Generally, the profile of this platform team consists of a lean set of highly technical engineers that have to support a developer organization at the rough scale of 1 platform engineer to 100 developers. Three imperatives are non-negotiable at this scale:
Focus on the outcome - A developer is immediately onboarded consistently, quickly (measured in minutes, not days), and appropriately scoped to the cloud platforms and environments leveraged by their respective team.
Manual tasks must be automated and obscured by the developer. This means investing in automation by leveraging the APIs of any underlying systems necessary to reach the above outcome.
Security is embedded into the workflow, not an afterthought - This means the platform team proactively allocates a percentage of resources dedicated to security collaboration, remediation, and improvement efforts.
Infrastructure provisioned through this workflow proactively checks for compliance before provisioning, and pre-approve infrastructure modules come with first-class support from the platform team.
When considering the pros and cons of building a UI, it may help to understand the long-term implications of the approach and the goals and objectives of your organization. The profile of these platform teams varies depending on their core focus. There is a contrast between an organization focused on “investing for the future” or “cutting costs.” When executed correctly, an organization like this media firm cultivates a culture of investing for the future. The bi-product has been exponential savings across operational, security, and cloud costs.
The pros of this structure include
Very high leverage on platform engineers (~7 supporting over 1000 devs).
Uniform and secure baseline infrastructure resources with associated RBAC controls.
Quicker time-to-productivity given the lack of exposure to most complexity.
In-line, objective policy enforcement with an instant feedback loop makes developers and information security teams confident that the infrastructure provisioned through this platform is compliant before it instantiates.
In the cons category, let’s consider this is where the platform team will invest the majority of their resources.

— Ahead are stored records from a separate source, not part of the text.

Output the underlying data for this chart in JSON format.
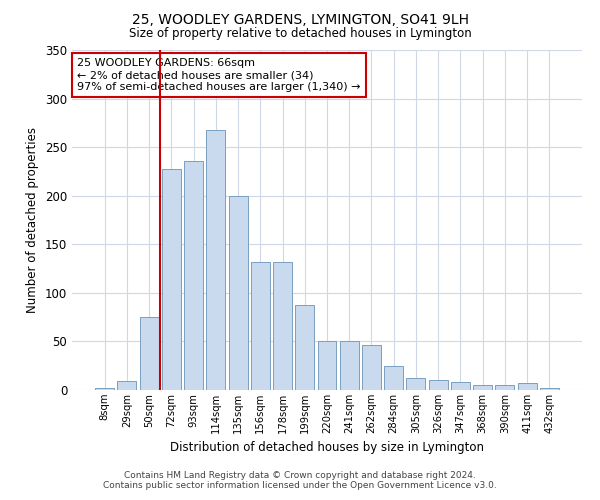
{
  "title": "25, WOODLEY GARDENS, LYMINGTON, SO41 9LH",
  "subtitle": "Size of property relative to detached houses in Lymington",
  "xlabel": "Distribution of detached houses by size in Lymington",
  "ylabel": "Number of detached properties",
  "bar_color": "#c9d9ee",
  "bar_edge_color": "#7a9fc0",
  "categories": [
    "8sqm",
    "29sqm",
    "50sqm",
    "72sqm",
    "93sqm",
    "114sqm",
    "135sqm",
    "156sqm",
    "178sqm",
    "199sqm",
    "220sqm",
    "241sqm",
    "262sqm",
    "284sqm",
    "305sqm",
    "326sqm",
    "347sqm",
    "368sqm",
    "390sqm",
    "411sqm",
    "432sqm"
  ],
  "values": [
    2,
    9,
    75,
    228,
    236,
    268,
    200,
    132,
    132,
    87,
    50,
    50,
    46,
    25,
    12,
    10,
    8,
    5,
    5,
    7,
    2
  ],
  "ylim": [
    0,
    350
  ],
  "yticks": [
    0,
    50,
    100,
    150,
    200,
    250,
    300,
    350
  ],
  "vline_x": 2.5,
  "vline_color": "#cc0000",
  "annotation_text": "25 WOODLEY GARDENS: 66sqm\n← 2% of detached houses are smaller (34)\n97% of semi-detached houses are larger (1,340) →",
  "annotation_box_color": "#ffffff",
  "annotation_box_edge_color": "#cc0000",
  "footer_text": "Contains HM Land Registry data © Crown copyright and database right 2024.\nContains public sector information licensed under the Open Government Licence v3.0.",
  "background_color": "#ffffff",
  "grid_color": "#d0d8e8"
}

Responsibilities include
Heavy upfront resource investment in developing and testing the initial versions of the UI.
Enhancing and updating the UI when underlying APIs get added, changed, or deprecated.
Small changes carry heavy and widespread impacts and must be evaluated carefully.

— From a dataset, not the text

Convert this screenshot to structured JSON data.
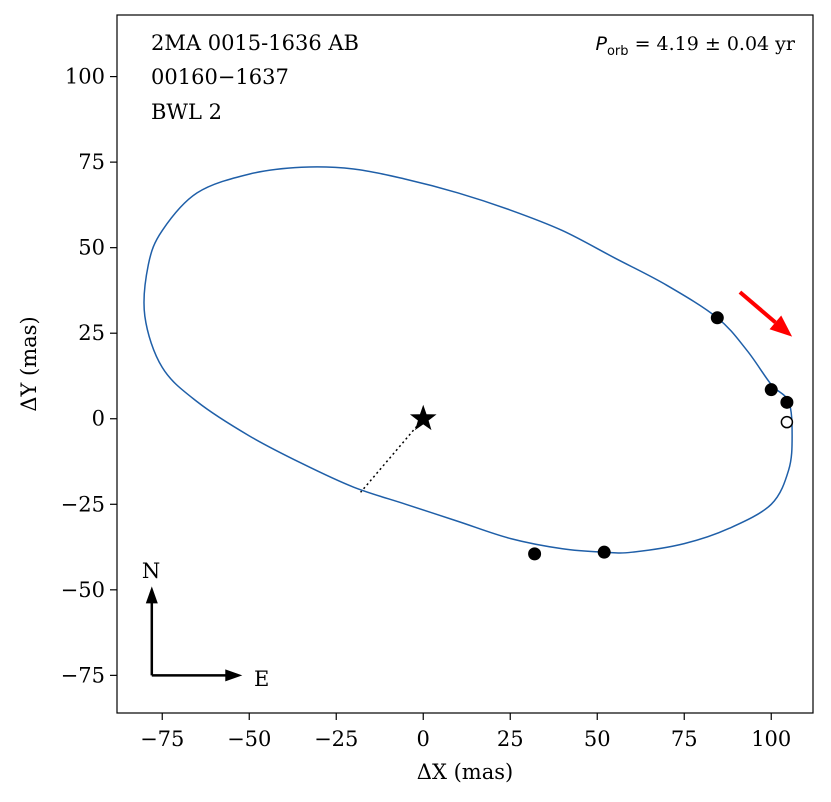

Break/Fix and troubleshooting issues that may reside beneath the UI abstraction that a developer can not rectify themselves.
Conclusions
All three approaches can yield tremendous improvements over traditional ITIL/ITSM ticket-driven operations. However, their mileage varies based on your objectives. The Inner-Source Model should work well if the objective is to change as few people as possible. If you want folks to change some but maximize your automation (stripping most choices from the developer), then the “Full Auto”/PaaS Model may be ideal. If you aim to invite everyone into new skills and a new culture, then the Community Model is the way to go.

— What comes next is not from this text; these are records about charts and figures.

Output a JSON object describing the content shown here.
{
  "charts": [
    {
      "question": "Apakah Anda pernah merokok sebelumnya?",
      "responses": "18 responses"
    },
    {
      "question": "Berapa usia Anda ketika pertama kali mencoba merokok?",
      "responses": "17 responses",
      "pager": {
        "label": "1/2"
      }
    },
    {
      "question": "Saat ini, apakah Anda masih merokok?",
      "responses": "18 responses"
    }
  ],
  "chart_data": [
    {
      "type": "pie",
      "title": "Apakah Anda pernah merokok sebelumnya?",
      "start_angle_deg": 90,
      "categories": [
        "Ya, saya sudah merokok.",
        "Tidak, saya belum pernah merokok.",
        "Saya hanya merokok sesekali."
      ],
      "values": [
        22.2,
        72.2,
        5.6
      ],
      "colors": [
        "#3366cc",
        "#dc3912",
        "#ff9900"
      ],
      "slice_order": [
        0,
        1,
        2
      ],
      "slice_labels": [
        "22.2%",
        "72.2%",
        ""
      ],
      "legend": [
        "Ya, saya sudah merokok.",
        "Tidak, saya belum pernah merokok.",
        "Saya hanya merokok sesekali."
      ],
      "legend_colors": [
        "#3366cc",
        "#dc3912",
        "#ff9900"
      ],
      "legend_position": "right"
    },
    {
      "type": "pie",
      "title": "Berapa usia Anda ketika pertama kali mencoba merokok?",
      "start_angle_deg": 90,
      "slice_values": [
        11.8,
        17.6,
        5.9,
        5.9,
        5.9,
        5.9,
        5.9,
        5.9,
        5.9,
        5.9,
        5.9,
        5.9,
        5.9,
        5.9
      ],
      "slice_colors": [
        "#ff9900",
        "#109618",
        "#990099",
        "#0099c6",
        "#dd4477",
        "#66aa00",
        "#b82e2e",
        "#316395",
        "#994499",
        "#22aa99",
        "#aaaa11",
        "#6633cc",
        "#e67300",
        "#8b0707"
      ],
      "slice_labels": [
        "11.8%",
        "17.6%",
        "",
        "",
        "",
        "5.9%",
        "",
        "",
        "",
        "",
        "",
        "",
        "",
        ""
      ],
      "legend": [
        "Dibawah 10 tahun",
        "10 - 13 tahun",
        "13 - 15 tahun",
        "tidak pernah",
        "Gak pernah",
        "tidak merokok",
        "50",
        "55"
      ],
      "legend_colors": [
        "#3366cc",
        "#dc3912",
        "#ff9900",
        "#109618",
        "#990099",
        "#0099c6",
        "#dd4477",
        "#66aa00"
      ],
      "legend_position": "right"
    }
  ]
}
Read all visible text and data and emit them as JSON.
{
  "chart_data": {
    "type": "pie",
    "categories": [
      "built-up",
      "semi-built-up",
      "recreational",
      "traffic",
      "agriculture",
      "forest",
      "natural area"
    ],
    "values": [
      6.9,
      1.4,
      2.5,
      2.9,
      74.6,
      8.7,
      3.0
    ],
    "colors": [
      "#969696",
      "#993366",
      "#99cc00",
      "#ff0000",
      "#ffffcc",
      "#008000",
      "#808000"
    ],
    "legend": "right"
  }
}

In practice, large, mature organizations will have a blend of these approaches. They may start inner-source, then shift to Community after establishing a few successful deployments. After establishing momentum and enriching automation, the team pivots to providing a greater abstraction for less technical audiences. The team will eventually provide different abstractions for different user cohorts. This rundown aims to expose the trade-offs so that as you embark on your journey towards self-service facilitated by a platform team, you may align the structure to the outcomes you wish to drive.